3. When they bring us joy. My uncle told me he read a book in which the author advised holding up each of our possessions and asking ourselves, “Does this bring me joy?” Which made me laugh, to be honest, but then I went home and recycled all those articles of clothing at the back of my closet, failing to bring me joy. And just doing so brought me joy. I now make demanding joy of my possessions and purchases a habit. Really.
Does watching the sun rise bring you joy? Then you should be up and waiting with your coffee. Habitually. Do cotton sheets and a serious case of bed-head at 11am bring you joy? Of course, we must consider the opportunity costs of all that we do. But we must think of costs in terms of joy as well as fiscal earnings. Following this, we can adapt, and we can adopt habits, accordingly.
4. When they are about becoming a person who is humbler, more respectful, and willing to forgive others their weaknesses.
& when to break ’em:
1. When they are interfering with who and what and where we want to be in this life, physically as well as spiritually and metaphorically.
2. Relatedly, when they are interfering with our confidence in ourselves and senses of self esteem.

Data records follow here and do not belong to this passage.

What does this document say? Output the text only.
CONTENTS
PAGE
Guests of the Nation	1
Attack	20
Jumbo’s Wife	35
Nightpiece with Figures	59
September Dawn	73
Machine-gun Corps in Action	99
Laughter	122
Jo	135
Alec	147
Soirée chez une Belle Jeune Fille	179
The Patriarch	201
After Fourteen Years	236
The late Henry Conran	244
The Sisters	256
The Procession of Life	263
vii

A decade ago a cousin told me she had seen an article on relationships that suggested writing into your calendar at the end of each day a smiley face or a sad face, according to how you felt about the state of your relationship on that day. The author then instructed readers to count up smiles and frowns at the end of the month and to invest in or abandon the relationship in fitting with those findings.
I remember thinking if one had to do this to determine the state of one’s relationship, one should probably just jump ship already. But here I am wondering if such a strategy would not be effective in determining the long-term potential of our professional relationships.
What if we think in smiley or sad faces for each of the days we labor, with the goal of evolving or advancing or adapting our positions accordingly? We want to love what we do, of course. But unlike our romantic relationships, our work relationships are meant to be complex, at times unlikable, and even challenging.
3. When better habits, the kinds that make us happy, effective, and humane, are available to us. Because, duh.